The Fed took some steps to try to address the crisis, but many economists say the institution should have gone further.
They argue that officials were too concerned that more aggressive action would fuel risky, speculative behaviour.
Some say not intervening to stop bank collapses was particularly harmful, since it led others to become cautious about lending and spending, further slowing economic activity.
Eventually Presidents Herbert Hoover and Franklin Delano Roosevelt entered the picture, creating new central banking powers, such as authority for broader lending programmes and a guarantee of most bank deposits.
In some ways, however, it took the industrial boom spurred by World War II to really get the economy going again.
A Meltdown Avoided
On occasion, however, a lighter touch has appeared to be enough.
In 1998, officials at Long Term Capital Management contacted the Federal Reserve.

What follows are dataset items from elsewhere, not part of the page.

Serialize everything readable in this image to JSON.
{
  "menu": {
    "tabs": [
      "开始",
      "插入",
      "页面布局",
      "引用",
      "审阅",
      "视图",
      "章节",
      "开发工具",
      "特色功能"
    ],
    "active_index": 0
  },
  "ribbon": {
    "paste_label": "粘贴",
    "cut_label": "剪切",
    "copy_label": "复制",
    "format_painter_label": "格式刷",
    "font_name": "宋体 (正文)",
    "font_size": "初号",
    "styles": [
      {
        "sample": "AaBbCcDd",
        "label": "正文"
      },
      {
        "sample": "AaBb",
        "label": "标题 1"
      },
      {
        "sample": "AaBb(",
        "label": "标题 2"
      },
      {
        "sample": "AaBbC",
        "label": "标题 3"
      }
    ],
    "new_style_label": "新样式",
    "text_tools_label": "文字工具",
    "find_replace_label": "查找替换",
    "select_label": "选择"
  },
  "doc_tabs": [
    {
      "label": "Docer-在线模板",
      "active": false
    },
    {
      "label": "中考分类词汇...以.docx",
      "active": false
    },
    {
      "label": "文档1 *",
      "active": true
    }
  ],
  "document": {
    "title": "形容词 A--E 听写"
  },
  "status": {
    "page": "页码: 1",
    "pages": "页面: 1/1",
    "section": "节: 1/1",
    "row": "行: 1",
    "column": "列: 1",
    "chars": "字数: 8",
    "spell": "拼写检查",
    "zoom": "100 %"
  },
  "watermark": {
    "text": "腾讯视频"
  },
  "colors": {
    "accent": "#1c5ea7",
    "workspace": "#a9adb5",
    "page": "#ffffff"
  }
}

The hedge fund, which counted Nobel laureates among its stars, had more than $100bn (£74.2bn) in assets, and enjoyed close ties with most major financial companies.

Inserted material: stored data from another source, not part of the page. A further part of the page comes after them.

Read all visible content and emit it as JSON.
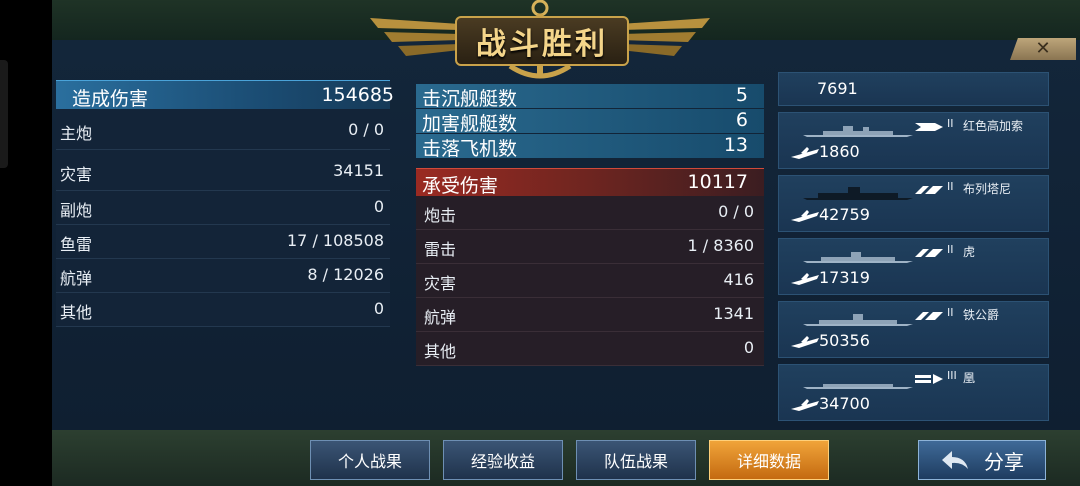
{
  "header": {
    "title": "战斗胜利",
    "close_glyph": "✕"
  },
  "damage_dealt": {
    "label": "造成伤害",
    "total": "154685",
    "rows": [
      {
        "label": "主炮",
        "value": "0 / 0"
      },
      {
        "label": "灾害",
        "value": "34151"
      },
      {
        "label": "副炮",
        "value": "0"
      },
      {
        "label": "鱼雷",
        "value": "17 / 108508"
      },
      {
        "label": "航弹",
        "value": "8 / 12026"
      },
      {
        "label": "其他",
        "value": "0"
      }
    ]
  },
  "kills": [
    {
      "label": "击沉舰艇数",
      "value": "5"
    },
    {
      "label": "加害舰艇数",
      "value": "6"
    },
    {
      "label": "击落飞机数",
      "value": "13"
    }
  ],
  "damage_taken": {
    "label": "承受伤害",
    "total": "10117",
    "rows": [
      {
        "label": "炮击",
        "value": "0 / 0"
      },
      {
        "label": "雷击",
        "value": "1 / 8360"
      },
      {
        "label": "灾害",
        "value": "416"
      },
      {
        "label": "航弹",
        "value": "1341"
      },
      {
        "label": "其他",
        "value": "0"
      }
    ]
  },
  "ships": [
    {
      "damage": "7691",
      "tier": "",
      "name": "",
      "icon": "ship-silhouette"
    },
    {
      "damage": "1860",
      "tier": "II",
      "name": "红色高加索",
      "icon": "cruiser-class-icon"
    },
    {
      "damage": "42759",
      "tier": "II",
      "name": "布列塔尼",
      "icon": "battleship-class-icon"
    },
    {
      "damage": "17319",
      "tier": "II",
      "name": "虎",
      "icon": "battleship-class-icon"
    },
    {
      "damage": "50356",
      "tier": "II",
      "name": "铁公爵",
      "icon": "battleship-class-icon"
    },
    {
      "damage": "34700",
      "tier": "III",
      "name": "凰",
      "icon": "destroyer-class-icon"
    }
  ],
  "tabs": [
    {
      "label": "个人战果",
      "active": false
    },
    {
      "label": "经验收益",
      "active": false
    },
    {
      "label": "队伍战果",
      "active": false
    },
    {
      "label": "详细数据",
      "active": true
    }
  ],
  "share_label": "分享",
  "colors": {
    "accent_blue": "#2a6f9e",
    "accent_red": "#9a2a22",
    "tab_active": "#f0a43a",
    "gold": "#c9a24a"
  }
}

But losses in Asian markets had brought it to the brink of failure.
Worried about the consequences of a meltdown for other firms, the Fed convened a group of companies to arrange a bailout. Eventually 14 firms injected $3.6bn and took ownership stakes.
The episode was resolved without bigger market problems and without using Fed funds.
But a decade later - as the US faced another crisis - some would cite it as an example of a missed opportunity when regulators should have imposed stricter rules for risky financial instruments.
Financial crisis of 2007-2009
In 2007, US housing prices started to falter - a sign of cracks forming in the US economy, which would later be declared in recession.
The chair of the Fed was Ben Bernanke, a professor who had studied the Fed's response to the Great Depression and was determined to avoid its mistakes.
The Fed put its traditional tools to use, slashing interest rates and injecting money into the economy with bond purchases.
Then officials went further.
They convinced Congress to launch lending programmes, and engineered the takeover of failing firms, proving willing to take on bad assets to get deals done.
And for the first time in decades they used the Fed's lender-of-last-resort powers to provide loans to financial companies that were not banks, including insurer AIG.
The moves drew fierce backlash, and fuelled a political movement angry about a banker bailout. But supporters said it stopped financial problems from spurring a bigger recession.
These days, with strong economic growth and low unemployment, the Fed has stopped or is reversing those programmes.
Some analysts, however, joke that officials also want room to manoeuvre, as they are already anticipating the next panic.